Today we cleaned out a garage so Grant could keep his “Hot Buttered Rolls” (Royce) safe and I found a ton of stuff that I’m loath to sell or throw away; the windsurf stuff was only part of it. A lot of pictures, drawings and gifts from my various kids, pictures with my ex-wife with our kids, achievement awards from a company I worked for. On and on.
If I hadn’t cleaned out the garage I wouldn’t have ever remembered these things so why, when suddenly finding them after a few years, am I suddenly so, so attached. Because as far as I know, they didn’t exist, right? I have the same sense of need about things I have around me and see every day. If someone told me I had to get rid of, say, my triathlon license plate I’d be be upset, even though it’s just sitting here on my desk, as it’s been doing for years, kind of getting in the way. It only seems to apply to things I can SEE.

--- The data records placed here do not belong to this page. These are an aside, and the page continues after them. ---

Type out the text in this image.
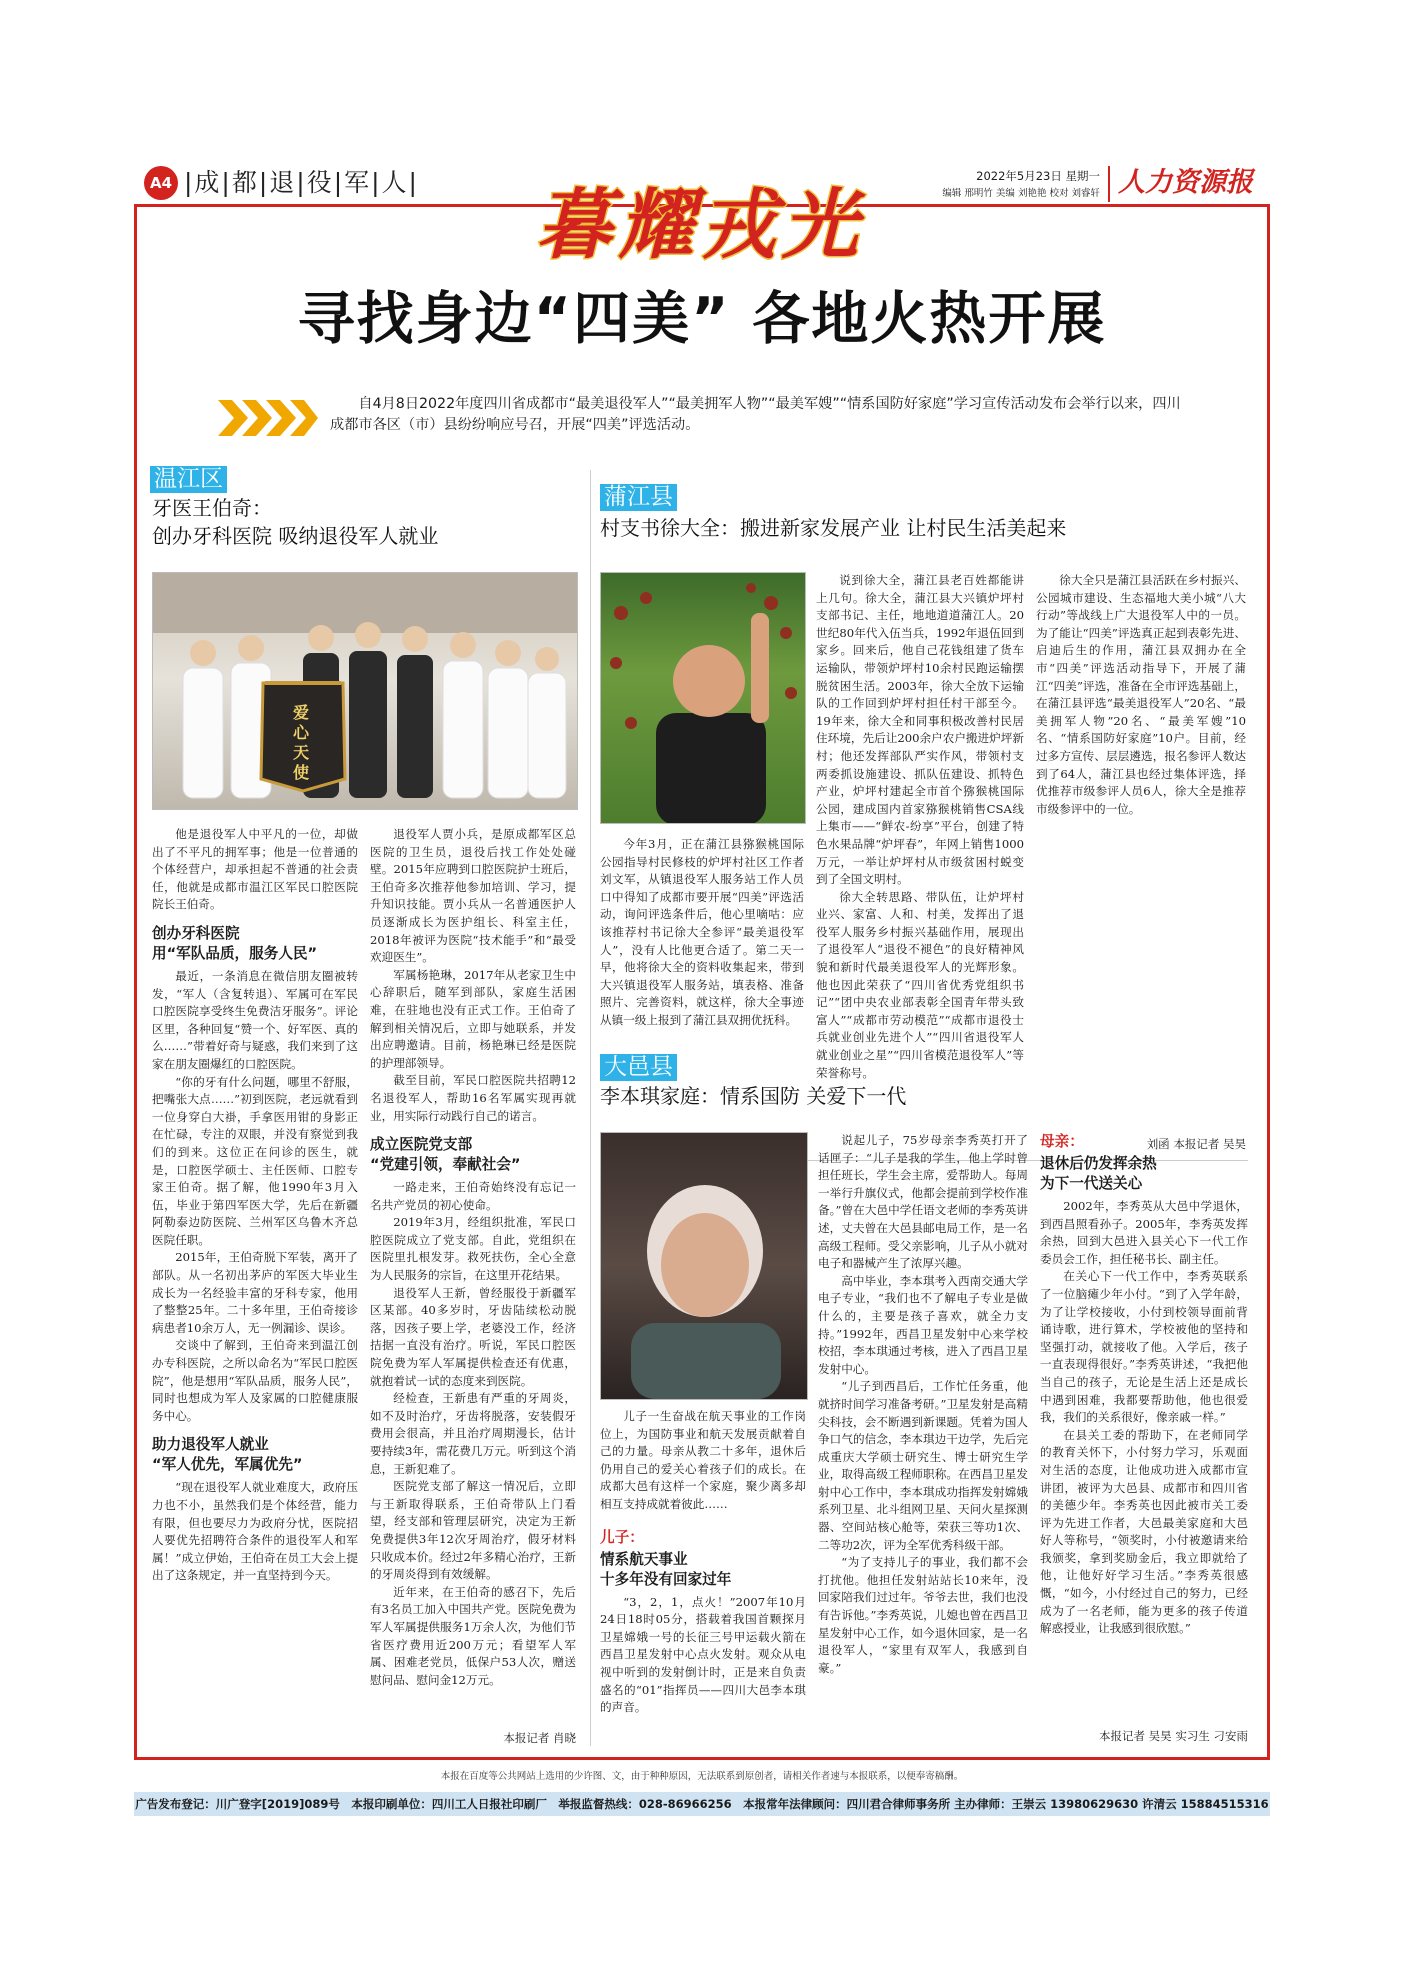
A4 |成|都|退|役|军|人|	2022年5月23日 星期一
编辑 邢明竹 美编 刘艳艳 校对 刘睿轩 人力资源报
暮耀戎光
寻找身边“四美” 各地火热开展
自4月8日2022年度四川省成都市“最美退役军人”“最美拥军人物”“最美军嫂”“情系国防好家庭”学习宣传活动发布会举行以来，四川成都市各区（市）县纷纷响应号召，开展“四美”评选活动。
温江区
牙医王伯奇：
创办牙科医院 吸纳退役军人就业
爱心天使

他是退役军人中平凡的一位，却做出了不平凡的拥军事；他是一位普通的个体经营户，却承担起不普通的社会责任，他就是成都市温江区军民口腔医院院长王伯奇。

创办牙科医院
用“军队品质，服务人民”

最近，一条消息在微信朋友圈被转发，“军人（含复转退）、军属可在军民口腔医院享受终生免费洁牙服务”。评论区里，各种回复“赞一个、好军医、真的么……”带着好奇与疑惑，我们来到了这家在朋友圈爆红的口腔医院。

“你的牙有什么问题，哪里不舒服，把嘴张大点……”初到医院，老远就看到一位身穿白大褂，手拿医用钳的身影正在忙碌，专注的双眼，并没有察觉到我们的到来。这位正在问诊的医生，就是，口腔医学硕士、主任医师、口腔专家王伯奇。据了解，他1990年3月入伍，毕业于第四军医大学，先后在新疆阿勒泰边防医院、兰州军区乌鲁木齐总医院任职。

2015年，王伯奇脱下军装，离开了部队。从一名初出茅庐的军医大毕业生成长为一名经验丰富的牙科专家，他用了整整25年。二十多年里，王伯奇接诊病患者10余万人，无一例漏诊、误诊。

交谈中了解到，王伯奇来到温江创办专科医院，之所以命名为“军民口腔医院”，他是想用“军队品质，服务人民”，同时也想成为军人及家属的口腔健康服务中心。

助力退役军人就业
“军人优先，军属优先”

“现在退役军人就业难度大，政府压力也不小，虽然我们是个体经营，能力有限，但也要尽力为政府分忧，医院招人要优先招聘符合条件的退役军人和军属！”成立伊始，王伯奇在员工大会上提出了这条规定，并一直坚持到今天。

退役军人贾小兵，是原成都军区总医院的卫生员，退役后找工作处处碰壁。2015年应聘到口腔医院护士班后，王伯奇多次推荐他参加培训、学习，提升知识技能。贾小兵从一名普通医护人员逐渐成长为医护组长、科室主任，2018年被评为医院“技术能手”和“最受欢迎医生”。

军属杨艳琳，2017年从老家卫生中心辞职后，随军到部队，家庭生活困难，在驻地也没有正式工作。王伯奇了解到相关情况后，立即与她联系，并发出应聘邀请。目前，杨艳琳已经是医院的护理部领导。

截至目前，军民口腔医院共招聘12名退役军人，帮助16名军属实现再就业，用实际行动践行自己的诺言。

成立医院党支部
“党建引领，奉献社会”

一路走来，王伯奇始终没有忘记一名共产党员的初心使命。

2019年3月，经组织批准，军民口腔医院成立了党支部。自此，党组织在医院里扎根发芽。救死扶伤，全心全意为人民服务的宗旨，在这里开花结果。

退役军人王新，曾经服役于新疆军区某部。40多岁时，牙齿陆续松动脱落，因孩子要上学，老婆没工作，经济拮据一直没有治疗。听说，军民口腔医院免费为军人军属提供检查还有优惠，就抱着试一试的态度来到医院。

经检查，王新患有严重的牙周炎，如不及时治疗，牙齿将脱落，安装假牙费用会很高，并且治疗周期漫长，估计要持续3年，需花费几万元。听到这个消息，王新犯难了。

医院党支部了解这一情况后，立即与王新取得联系，王伯奇带队上门看望，经支部和管理层研究，决定为王新免费提供3年12次牙周治疗，假牙材料只收成本价。经过2年多精心治疗，王新的牙周炎得到有效缓解。

近年来，在王伯奇的感召下，先后有3名员工加入中国共产党。医院免费为军人军属提供服务1万余人次，为他们节省医疗费用近200万元；看望军人军属、困难老党员，低保户53人次，赠送慰问品、慰问金12万元。

本报记者 肖晓
蒲江县
村支书徐大全：搬进新家发展产业 让村民生活美起来

今年3月，正在蒲江县猕猴桃国际公园指导村民修枝的炉坪村社区工作者刘文军，从镇退役军人服务站工作人员口中得知了成都市要开展“四美”评选活动，询问评选条件后，他心里嘀咕：应该推荐村书记徐大全参评“最美退役军人”，没有人比他更合适了。第二天一早，他将徐大全的资料收集起来，带到大兴镇退役军人服务站，填表格、准备照片、完善资料，就这样，徐大全事迹从镇一级上报到了蒲江县双拥优抚科。

说到徐大全，蒲江县老百姓都能讲上几句。徐大全，蒲江县大兴镇炉坪村支部书记、主任，地地道道蒲江人。20世纪80年代入伍当兵，1992年退伍回到家乡。回来后，他自己花钱组建了货车运输队，带领炉坪村10余村民跑运输摆脱贫困生活。2003年，徐大全放下运输队的工作回到炉坪村担任村干部至今。19年来，徐大全和同事积极改善村民居住环境，先后让200余户农户搬进炉坪新村；他还发挥部队严实作风，带领村支两委抓设施建设、抓队伍建设、抓特色产业，炉坪村建起全市首个猕猴桃国际公园，建成国内首家猕猴桃销售CSA线上集市——“鲜农-纷享”平台，创建了特色水果品牌“炉坪春”，年网上销售1000万元，一举让炉坪村从市级贫困村蜕变到了全国文明村。

徐大全转思路、带队伍，让炉坪村业兴、家富、人和、村美，发挥出了退役军人服务乡村振兴基础作用，展现出了退役军人“退役不褪色”的良好精神风貌和新时代最美退役军人的光辉形象。他也因此荣获了“四川省优秀党组织书记”“团中央农业部表彰全国青年带头致富人”“成都市劳动模范”“成都市退役士兵就业创业先进个人”“四川省退役军人就业创业之星”“四川省模范退役军人”等荣誉称号。

徐大全只是蒲江县活跃在乡村振兴、公园城市建设、生态福地大美小城“八大行动”等战线上广大退役军人中的一员。为了能让“四美”评选真正起到表彰先进、启迪后生的作用，蒲江县双拥办在全市“四美”评选活动指导下，开展了蒲江“四美”评选，准备在全市评选基础上，在蒲江县评选“最美退役军人”20名、“最美拥军人物”20名、“最美军嫂”10名、“情系国防好家庭”10户。目前，经过多方宣传、层层遴选，报名参评人数达到了64人，蒲江县也经过集体评选，择优推荐市级参评人员6人，徐大全是推荐市级参评中的一位。

刘函 本报记者 吴昊
大邑县
李本琪家庭：情系国防 关爱下一代

儿子一生奋战在航天事业的工作岗位上，为国防事业和航天发展贡献着自己的力量。母亲从教二十多年，退休后仍用自己的爱关心着孩子们的成长。在成都大邑有这样一个家庭，聚少离多却相互支持成就着彼此……

儿子：
情系航天事业
十多年没有回家过年

“3，2，1，点火！”2007年10月24日18时05分，搭载着我国首颗探月卫星嫦娥一号的长征三号甲运载火箭在西昌卫星发射中心点火发射。观众从电视中听到的发射倒计时，正是来自负责盛名的“01”指挥员——四川大邑李本琪的声音。

说起儿子，75岁母亲李秀英打开了话匣子：“儿子是我的学生，他上学时曾担任班长，学生会主席，爱帮助人。每周一举行升旗仪式，他都会提前到学校作准备。”曾在大邑中学任语文老师的李秀英讲述，丈夫曾在大邑县邮电局工作，是一名高级工程师。受父亲影响，儿子从小就对电子和器械产生了浓厚兴趣。

高中毕业，李本琪考入西南交通大学电子专业，“我们也不了解电子专业是做什么的，主要是孩子喜欢，就全力支持。”1992年，西昌卫星发射中心来学校校招，李本琪通过考核，进入了西昌卫星发射中心。

“儿子到西昌后，工作忙任务重，他就挤时间学习准备考研。”卫星发射是高精尖科技，会不断遇到新课题。凭着为国人争口气的信念，李本琪边干边学，先后完成重庆大学硕士研究生、博士研究生学业，取得高级工程师职称。在西昌卫星发射中心工作中，李本琪成功指挥发射嫦娥系列卫星、北斗组网卫星、天问火星探测器、空间站核心舱等，荣获三等功1次、二等功2次，评为全军优秀科级干部。

“为了支持儿子的事业，我们都不会打扰他。他担任发射站站长10来年，没回家陪我们过过年。爷爷去世，我们也没有告诉他。”李秀英说，儿媳也曾在西昌卫星发射中心工作，如今退休回家，是一名退役军人，“家里有双军人，我感到自豪。”

母亲：
退休后仍发挥余热
为下一代送关心

2002年，李秀英从大邑中学退休，到西昌照看孙子。2005年，李秀英发挥余热，回到大邑进入县关心下一代工作委员会工作，担任秘书长、副主任。

在关心下一代工作中，李秀英联系了一位脑瘫少年小付。“到了入学年龄，为了让学校接收，小付到校领导面前背诵诗歌，进行算术，学校被他的坚持和坚强打动，就接收了他。入学后，孩子一直表现得很好。”李秀英讲述，“我把他当自己的孩子，无论是生活上还是成长中遇到困难，我都要帮助他，他也很爱我，我们的关系很好，像亲戚一样。”

在县关工委的帮助下，在老师同学的教育关怀下，小付努力学习，乐观面对生活的态度，让他成功进入成都市宣讲团，被评为大邑县、成都市和四川省的美德少年。李秀英也因此被市关工委评为先进工作者，大邑最美家庭和大邑好人等称号，“领奖时，小付被邀请来给我颁奖，拿到奖励金后，我立即就给了他，让他好好学习生活。”李秀英很感慨，“如今，小付经过自己的努力，已经成为了一名老师，能为更多的孩子传道解惑授业，让我感到很欣慰。”

本报记者 吴昊 实习生 刁安雨
本报在百度等公共网站上选用的少许图、文，由于种种原因，无法联系到原创者，请相关作者速与本报联系，以便奉寄稿酬。
广告发布登记：川广登字[2019]089号　本报印刷单位：四川工人日报社印刷厂　举报监督热线：028-86966256　本报常年法律顾问：四川君合律师事务所 主办律师：王崇云 13980629630 许清云 15884515316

I think I may have some understanding of hoarding now; what it feels like, even if it’s something I just picked up casually at the store. The feeling is so personal, like the ‘thing’ is part of me. I’d never understood how hoarders could have such a hard time giving up any of their stuff…..but it must feel the same. I’m pretty much a minimalist so I don’t accumulate much, but those things I do keep become quite personal, as it must for someone who picks things up and keeps them around. The reasons may be different, but that sad, longing feeling (maybe even anxiety) when thinking about losing an object is quite deep and powerful. I’m so glad to identify it; I have a lot more empathy now.